LIVING WITH
Chloe Wise Created a Fluid Live-Work Space in Manhattan
Chloe Wise designed her midtown-Manhattan apartment with a natural, humanistic approach. A multidisciplinary artist with a functional need for fluidity and flexibility—she variedly pivots between painting, socializing, cooking and playing with her cats—and an acquired taste for Modernism from the Montreal home she grew up in, her space effortlessly sheds a light on different corners of her life.
We visited Wise and her cats, Hans and Pluto, ahead of her first Montreal-based exhibition, In Loveliness of Perfect Deeds, to distill an artist’s approach to living and working at home.
Tell us about your background.
I’m from Montreal, but I’m half American—my mom is from Michigan. I moved to New York in 2013 and have been here for nine years.

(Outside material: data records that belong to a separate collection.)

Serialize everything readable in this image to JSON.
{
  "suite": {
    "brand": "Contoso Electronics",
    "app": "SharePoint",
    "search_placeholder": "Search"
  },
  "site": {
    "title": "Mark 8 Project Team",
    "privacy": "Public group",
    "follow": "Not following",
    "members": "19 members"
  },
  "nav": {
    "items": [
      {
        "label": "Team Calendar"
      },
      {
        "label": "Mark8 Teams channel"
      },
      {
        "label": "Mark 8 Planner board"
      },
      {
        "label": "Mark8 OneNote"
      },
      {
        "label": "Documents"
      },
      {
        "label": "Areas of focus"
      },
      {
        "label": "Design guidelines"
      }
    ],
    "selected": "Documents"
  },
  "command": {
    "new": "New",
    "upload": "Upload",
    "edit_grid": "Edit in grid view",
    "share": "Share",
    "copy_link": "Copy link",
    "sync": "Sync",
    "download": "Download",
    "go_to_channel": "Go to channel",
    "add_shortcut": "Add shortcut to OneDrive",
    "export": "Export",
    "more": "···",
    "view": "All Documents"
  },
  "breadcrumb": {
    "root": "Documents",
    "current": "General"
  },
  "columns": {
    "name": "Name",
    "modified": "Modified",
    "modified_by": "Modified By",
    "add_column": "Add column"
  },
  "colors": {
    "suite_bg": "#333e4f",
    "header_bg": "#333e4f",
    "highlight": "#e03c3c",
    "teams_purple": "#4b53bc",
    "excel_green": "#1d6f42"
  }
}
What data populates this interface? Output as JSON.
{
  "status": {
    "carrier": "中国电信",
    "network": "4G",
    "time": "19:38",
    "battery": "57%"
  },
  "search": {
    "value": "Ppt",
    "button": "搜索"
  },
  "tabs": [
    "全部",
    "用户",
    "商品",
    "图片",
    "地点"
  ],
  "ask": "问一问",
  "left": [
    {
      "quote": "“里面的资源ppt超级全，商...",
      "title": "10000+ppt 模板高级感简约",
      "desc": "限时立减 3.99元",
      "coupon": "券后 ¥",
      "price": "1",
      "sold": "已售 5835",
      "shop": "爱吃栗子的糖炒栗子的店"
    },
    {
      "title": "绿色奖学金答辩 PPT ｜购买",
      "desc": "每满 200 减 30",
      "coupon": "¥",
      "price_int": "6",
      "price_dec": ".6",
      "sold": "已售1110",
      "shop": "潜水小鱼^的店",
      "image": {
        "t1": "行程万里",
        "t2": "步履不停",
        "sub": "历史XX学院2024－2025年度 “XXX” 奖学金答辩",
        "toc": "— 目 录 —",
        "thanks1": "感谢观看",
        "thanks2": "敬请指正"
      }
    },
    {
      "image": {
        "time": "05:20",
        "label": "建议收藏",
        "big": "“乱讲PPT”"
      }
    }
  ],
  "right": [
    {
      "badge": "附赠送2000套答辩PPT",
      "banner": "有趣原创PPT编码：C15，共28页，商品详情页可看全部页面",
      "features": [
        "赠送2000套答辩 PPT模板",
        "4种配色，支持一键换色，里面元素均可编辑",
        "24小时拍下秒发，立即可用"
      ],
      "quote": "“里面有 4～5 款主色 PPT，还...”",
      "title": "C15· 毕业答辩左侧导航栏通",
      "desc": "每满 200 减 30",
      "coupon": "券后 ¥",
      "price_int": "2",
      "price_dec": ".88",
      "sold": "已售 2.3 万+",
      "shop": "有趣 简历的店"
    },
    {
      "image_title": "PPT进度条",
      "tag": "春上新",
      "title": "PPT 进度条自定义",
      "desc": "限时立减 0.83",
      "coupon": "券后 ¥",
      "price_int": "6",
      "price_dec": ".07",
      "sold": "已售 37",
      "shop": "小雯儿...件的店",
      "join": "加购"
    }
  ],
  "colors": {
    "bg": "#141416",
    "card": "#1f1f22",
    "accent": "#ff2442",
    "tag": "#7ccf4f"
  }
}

I’m a multimedia artist and a proud cat mother. And now, here we are in my Midtown chateau. I moved in a few months ago, so it's still relatively new to me. I’ve been on a miraculous high the last few months after moving in here.
Give us a background of your space. How does it reflect your lifestyle?
I’m very much committed to this, like, live-slash-work way of living. It enables me to paint at all hours of the day or night and to have very little separation between the life or work component of my existence, so I can flow easily between baking and cooking and hanging out with friends and working and having an idea in the middle of the night and painting in my pajamas.
It was hard to find a space in the city that was ideal for this. The space [I had in mind] was an 80s New York idealized dream that was hard to discover. I searched for a long time. When I saw this one, it was obvious that it was the one. Not only was the vibe excellent, but the certain furniture that was left here by the previous owners was of the era and the overall aesthetic of the house I grew up in. It was the kind I am drawn to, which was black and white and beige with wood, furniture with unique curves…. It was unlike anything I’d ever seen. Every single thing felt perfect. Every little detail.
How do themes in your art, like friends and food, show up in your apartment?
It’s inescapable that I’m going to live alongside my paintings because of the nature of my live-work setup. And I have no problem with that. I love to be surrounded by the faces of the people that I love. But that really takes up a lot of the aesthetic decision making right there.
There’s so many colors [in my art] that I don’t really have the opportunity to go wild with my furniture choices, which I also wouldn’t want to necessarily do despite the fact that colors are my absolute everything and I’m a very maximalist painter in terms of color decisions. I’m more into muted, neutral and natural materials for designing a space.
My design decisions have mostly been around neutrals that can support the colorful variety of the work that they interact with, which is also in a very transient way because the paintings come and go.
What are your central functional design priorities?
The most important thing to me is that a space is flexible and movable and changeable, so it can—in a malleable way—bend to my needs both artistically if I have a lot of paintings to work through, and socially if I’m going to have friends over.
My design decisions have mostly been around neutrals that can support the colorful variety of the work that they interact with, which is also in a very transient way because the paintings come and go. Modularity helps create different types of spaces depending on the needs.
What are your views on the relationship between furniture and art?
For me, it’s not really about anything being set in its spot. Nothing is going to stay where it is now—it’s moveable. I think a lot of people make interior design decisions based on permanence. My approach is inherently impermanent, where everything must be able to move and maybe get covered in a little paint and look really cute with my gorgeous cats.
What is Hans and Pluto’s favorite piece of furniture?
When I first moved in, they were really freaked out the first couple of weeks because they were in a new, unusual space and they had to deal with that. The place they went to for comfort was the red Saarinen Womb chair. I would look up and they’d always be cuddling together.
What’s your favorite lounge chair?
The Saarinen Womb Chair is my favorite because it’s shockingly cozy and comfy—and it gets used the most. My cats love it. I’ve never had a reading chair where I can sit and read comfortably. I also love the Breuer Wassily chairs because those are my parents’ and I grew up with them. It’s nice to make them my own.
My approach is inherently impermanent, where everything must be able to move and maybe get covered in a little paint and look really cute with my gorgeous cats.
What about your parents’ influence on your design decisions?
Growing up, I always thought my parents had weird furniture. In actuality, they had very beautiful tastes with a lot of glass block and mirrored walls—very 80s. It wasn’t particularly fancy. It was just very specific. The specificity of my mom’s decision-making was something that, when I was a kid, I didn’t get. Now, almost everything I buy or love or find myself collecting or wanting to be around matches their color palette and taste.
My parents’ house has a similar aesthetic magnetism, where I keep finding myself making decisions for my own home based on almost exact parallels with the things that they had. They had the exact same Saarinen Womb chair and Hans Hofer modular sofa. I’ve also ended up with many of my mom’s clothes, because I’ve long foraged through her storage units to find vintage pieces. I’ve always respected her style, but I didn’t care about interiors until recently when I started having a place I could furnish.